How YouTube Is Making Virtual Reality Look Better
YouTube has developed what it hopes can become a new industry standard that makes 360-degree videos look better and perform more efficiently.
The technological update, which YouTube and Google’s internal Daydream virtual reality team have already implemented for displaying 360-degree videos on Android devices, was created to address a problem that would be familiar to anyone who’s ever tried to lay out a spherical object on a rectangle. Think: showing the Earth on a rectangular map, which vastly distorts the size of various continents.
With 360 videos, like those you might watch on a Samsung Gear VR or Google’s own Daydream View, the problem manifests in the way viewers see the content: the highest-quality areas of the screen are the areas–the very top or bottom, and the corners–where the viewer is least likely to look.
The goal over the last year, according to YouTube software engineer Anjali Wheeler, has been to come up with a system that displays the best-quality parts of the imagery in the center of the viewer’s gaze. YouTube, which has increasingly become a home for 360-degree video, has finally achieved it, Wheeler said. Known by the wonky term “equiangular cube map,” the new system has successfully managed to place more of the highest-quality pixels in 360 videos in the most-viewed areas of the screen.

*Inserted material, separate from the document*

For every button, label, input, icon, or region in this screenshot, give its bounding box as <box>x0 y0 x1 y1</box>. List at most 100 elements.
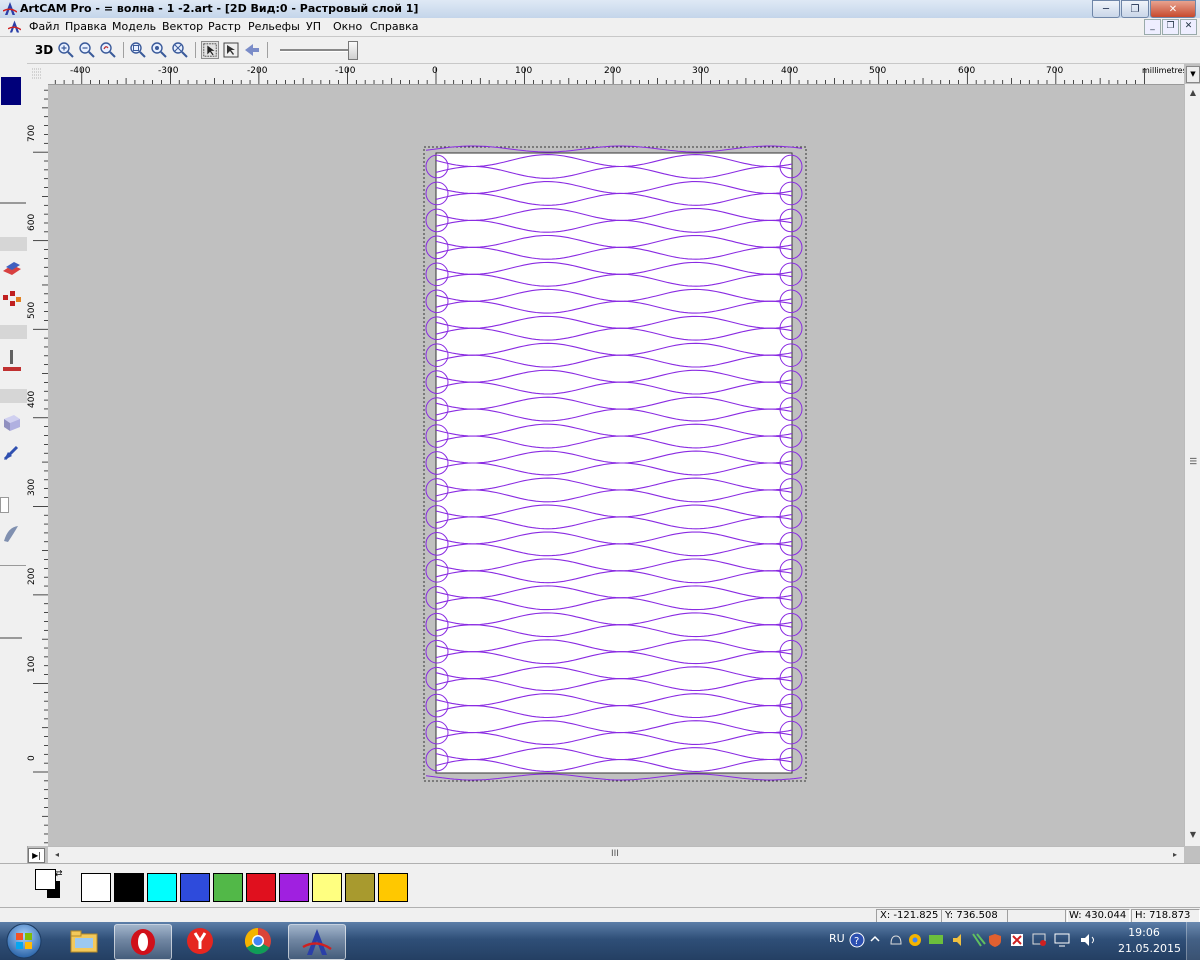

It’s worth noting that individual viewers may have trouble identifying the difference in quality, but she argued that what users see when watching YouTube 360 videos on Android devices now feels less blurry and therefore is easier to watch over time.
The basic solution to the problem—the use of what’s called a cube map—has long been in use in the video-game industry. In that system, the most wasted real estate, having high-quality pixels at the very top or bottom of the screen, is avoided altogether. But it still results in poor-quality areas in the center of the viewing space.
“As opposed to traditional cube map, which distributes equal pixels for equal distances on the cube surface,” YouTube wrote in a draft blog post, “equiangular cube map distributes equal pixels for equal angular change.”
In layman’s terms, that means that the viewer now sees more pixels in the center, making the display more consistent. “We feel almost all areas become uniformly better,” says Wheeler.
For virtual reality content creators, the innovation is a step forward, albeit an “iterative” one, says Anthony Batt, a cofounder and executive vice president at Wevr, a leading VR developer and distributor.
“At the high level, I think that the consumer will potentially see more pixels packed where the creator, like myself, will want them,” Batt says. Equiangular cube map projection “can push pixels where you want. But the devil’s in the details.”
Batt says Wevr has been using a similar approach in its own content creation for some time, but lauded Google and YouTube for “innovative” steps forward that he thinks is “actually good news for our industry.”
Arthur van Hoff, cofounder and CTO of Jaunt, another leading VR content creator and distributor, notes that, “We are always happy to see the wide adoption of industry standards that ultimately improve the user experience, and we appreciate YouTube leveraging their platform to help in that effort.”
Adds van Hoff, Jaunt has “been using a similar but proprietary approach for the past four years and has found great success with that method.”
For YouTube and Google, the next step is helping to turn what it’s already created into an industry standard. To that end, they’ve created what they call a projection independent mesh. In short, that is designed to instruct video rendering software packages to render 360-degree imagery as specified, “and does not need to understand the details of the projection used,” YouTube and Google wrote in their draft post. They have published that standard on GitHub and hope industry experts will comment on it and potentially improve upon it.
According to Batt, Wevr may well do just that.